On the morning of Nov. 23, 1965, between 2:15 a.m. and 2:30 a.m., dynamite exploded near the homes of the four men, all on the west side of town. The homes of the Alexander brothers, which were located next to one another, sustained the most damage. Interior and exterior damage was considerable.
"It was a well-organized group," said then-police chief John Hord to the local media. "I guarantee you it was people who knew what they were doing. Whoever it was, they knew the explosives, they knew the sections and they knew how to get in and get out quickly."
Said Councilman Alexander of the individuals responsible for the explosions: "They were experts. They did a complete demolition job."
The malicious violence was horrifying for most Charlotte residents and was viewed as a blight on the state's civility. Citizens rallied around the victims. Mayor Stan Brookshire organized a relief fund and raised money to repair the houses. The culprits were never found.
That was the incident that made Frederick D. Alexander a nationally known figure in American history. It isn't the reason he had a road named after him.
Alexander's father was a prominent figure in the city; he founded the Alexander Funeral Home, which is still in operation. His father's relevance opened a doorway for Fred, who left Charlotte for a time to attend Lincoln University, in Chester County, Pennsylvania. It was there that he was asked to go to Africa by a classmate, to help gain freedom and equality for many of the native people who were then dominated by foreign governments. "My God," Alexander told journalist Harry Golden. "I came from Africa ... if I can go there to help his people, I can go back home and free my own Africa."

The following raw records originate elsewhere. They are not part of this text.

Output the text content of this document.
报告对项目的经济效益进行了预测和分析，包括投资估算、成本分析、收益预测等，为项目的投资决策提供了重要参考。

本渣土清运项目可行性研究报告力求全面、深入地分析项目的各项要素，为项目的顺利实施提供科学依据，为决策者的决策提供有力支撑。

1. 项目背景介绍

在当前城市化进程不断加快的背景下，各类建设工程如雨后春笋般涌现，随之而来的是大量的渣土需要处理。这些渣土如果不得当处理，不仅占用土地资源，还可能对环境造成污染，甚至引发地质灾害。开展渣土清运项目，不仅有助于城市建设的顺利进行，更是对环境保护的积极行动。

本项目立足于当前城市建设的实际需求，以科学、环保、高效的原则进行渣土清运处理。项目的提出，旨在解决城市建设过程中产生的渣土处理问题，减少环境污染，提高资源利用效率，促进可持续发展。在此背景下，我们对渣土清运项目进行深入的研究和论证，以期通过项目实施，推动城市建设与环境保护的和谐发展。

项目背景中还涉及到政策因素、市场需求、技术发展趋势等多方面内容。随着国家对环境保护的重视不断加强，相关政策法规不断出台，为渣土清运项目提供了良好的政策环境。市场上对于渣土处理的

After college, Alexander did just that. He returned to Charlotte and dedicated the rest of his life to achieving equality for African Americans and oppressed people of all races in his hometown. He worked hard to register countless black voters and to help organize campaigns for supportive candidates.
By the 1960s, Alexander, and many others around him, realized he possessed the qualities to run for office. After immersing himself in local government for many years on a volunteer basis, he had captured the support and friendship of many Charlotteans of all ethnicities. It was through their support that he was elected and would go on to serve nine years on council, followed by six in the state senate. He died while still in office, on April 13, 1980. He is buried in York Park Cemetery in Charlotte.
Of the many achievements Alexander is recognized for, the one he was the most proud of was the removal of the fence that once divided Elmwood and Pinewood cemeteries in downtown Charlotte. "It's cheaper to take it down than to maintain it," he said of the barrier that separated the racially segregated city cemetery. "Plus [there's] the insult that comes with it."
It was taken down on Jan. 7, 1969.
David Aaron Moore is the author of Charlotte: Murder, Mystery and Mayhem. His writings have appeared in numerous publications throughout the U.S. and Canada.